Konjunktur : Ist Österreichs Automotive-Branche in Gefahr?

Diese Zahl dürfte es eigentlich nicht geben. 6,6 Prozent stehen bei Österreichs 50 größten Automotive-Unternehmen als kumuliertes Umsatz-Plus für 2015. Zahlreiche Firmen schafften zweistellige Zuwächse. Im Vorjahr sah es ähnlich aus. Und im Jahr davor waren es immerhin vier Prozent. Die Branche befindet sich also in kontinuierlichem Steigflug.
Oder auch nicht. Denn es gibt auch andere Daten. Im Frühjahr 2016 veröffentlichte die ARGE Automotive Zulieferindustrie die dritte Folgestudie zum internationalen Wettbewerb der Wirtschaftsstandorte. Und die Botschaft ist eine unerfreuliche: Angesichts massiven Strukturwandels, so die Autoren, steigt der Druck auf die Industriebetriebe spürbar. Ein gesunder Industriestandort wäre demnach notwendiger denn je. Doch im internationalen Vergleich fällt Österreich diesbezüglich seit Jahren zurück.

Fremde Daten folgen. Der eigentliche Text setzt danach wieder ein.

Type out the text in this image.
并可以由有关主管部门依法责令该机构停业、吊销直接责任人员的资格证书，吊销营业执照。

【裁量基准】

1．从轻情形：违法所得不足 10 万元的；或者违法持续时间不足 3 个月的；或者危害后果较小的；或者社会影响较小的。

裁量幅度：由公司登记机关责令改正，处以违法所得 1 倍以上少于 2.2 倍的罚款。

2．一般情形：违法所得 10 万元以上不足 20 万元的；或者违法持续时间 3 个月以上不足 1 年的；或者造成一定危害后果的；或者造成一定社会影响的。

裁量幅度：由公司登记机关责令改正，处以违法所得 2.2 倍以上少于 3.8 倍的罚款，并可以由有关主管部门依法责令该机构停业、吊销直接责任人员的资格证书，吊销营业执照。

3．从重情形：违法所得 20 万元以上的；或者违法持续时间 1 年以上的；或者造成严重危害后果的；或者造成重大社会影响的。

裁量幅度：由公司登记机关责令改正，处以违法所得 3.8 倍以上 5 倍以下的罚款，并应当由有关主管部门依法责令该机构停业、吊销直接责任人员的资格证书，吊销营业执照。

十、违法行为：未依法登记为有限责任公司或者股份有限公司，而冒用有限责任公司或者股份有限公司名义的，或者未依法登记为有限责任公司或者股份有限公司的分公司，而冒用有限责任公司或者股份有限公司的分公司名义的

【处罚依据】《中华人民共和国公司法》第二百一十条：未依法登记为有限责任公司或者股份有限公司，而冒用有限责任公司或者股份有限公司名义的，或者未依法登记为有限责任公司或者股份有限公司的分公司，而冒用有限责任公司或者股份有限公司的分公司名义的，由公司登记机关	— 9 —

Basierend auf den Daten des jährlich erstellten Global Competitiveness Report des World Economic Forum, verliert der Standort Jahr um Jahr an Boden.
„Die gesamtwirtschaftliche Betrachtung unserer Studie ist genauso objektiv wie die Umsatz-Entwicklung der großen Zulieferbetriebe real ist“, sagt Dietmar Schäfer, Vorsitzender der ARGE und Geschäftsführer von ISI Automotive. „Die heimischen Unternehmen behaupten sich tatsächlich noch sehr gut, die Qualität der Firmen und der gesamten Branche ist hoch. Doch die Frage drängt sich auf: Wo könnten wir sein, wären die Standort-Bedingungen besser? Und wollen wir wirklich darauf warten, bis sich das ändert, bis eine Negativspirale einsetzt? Ich halte das für ein sehr gefährliches Spiel.“
Abgerutscht
Und wie erklärt sich die geradezu gegenläufige Umsatz-Entwicklung? Gute Zahlen, meint Herwig Schneider, können leicht die grundlegenden Schwachstellen in einem System überdecken. Der Geschäftsführer des Industriewissenschaftlichen Instituts in Wien, das die Studie für die ARGE erstellte, glaubt, dass viele der großen Zulieferbetriebe auch von der Performance der vergangenen Jahre leben: „Diese Unternehmen haben hohe Summen in Forschung und Entwicklung investiert, sie sind Leitunternehmen in allem, was man unter Industrie 4.0 subsumiert: kluge Produktion, Logistik und Vernetzung. Sie haben in diesem Bereich extrem viel geleistet, und das führt natürlich zu einer guten Performance. Ich habe aber den Verdacht, dass hier in vieler Hinsicht der Plafond erreicht ist.“ Eine leichte Steigerung, und sei es nur eine Seitwärtsbewegung mit Hang nach oben, sei natürlich erfreulich, räumt Schneider ein. Doch das Abrutschen im internationalen Standort-Vergleich sei sehr bedenklich.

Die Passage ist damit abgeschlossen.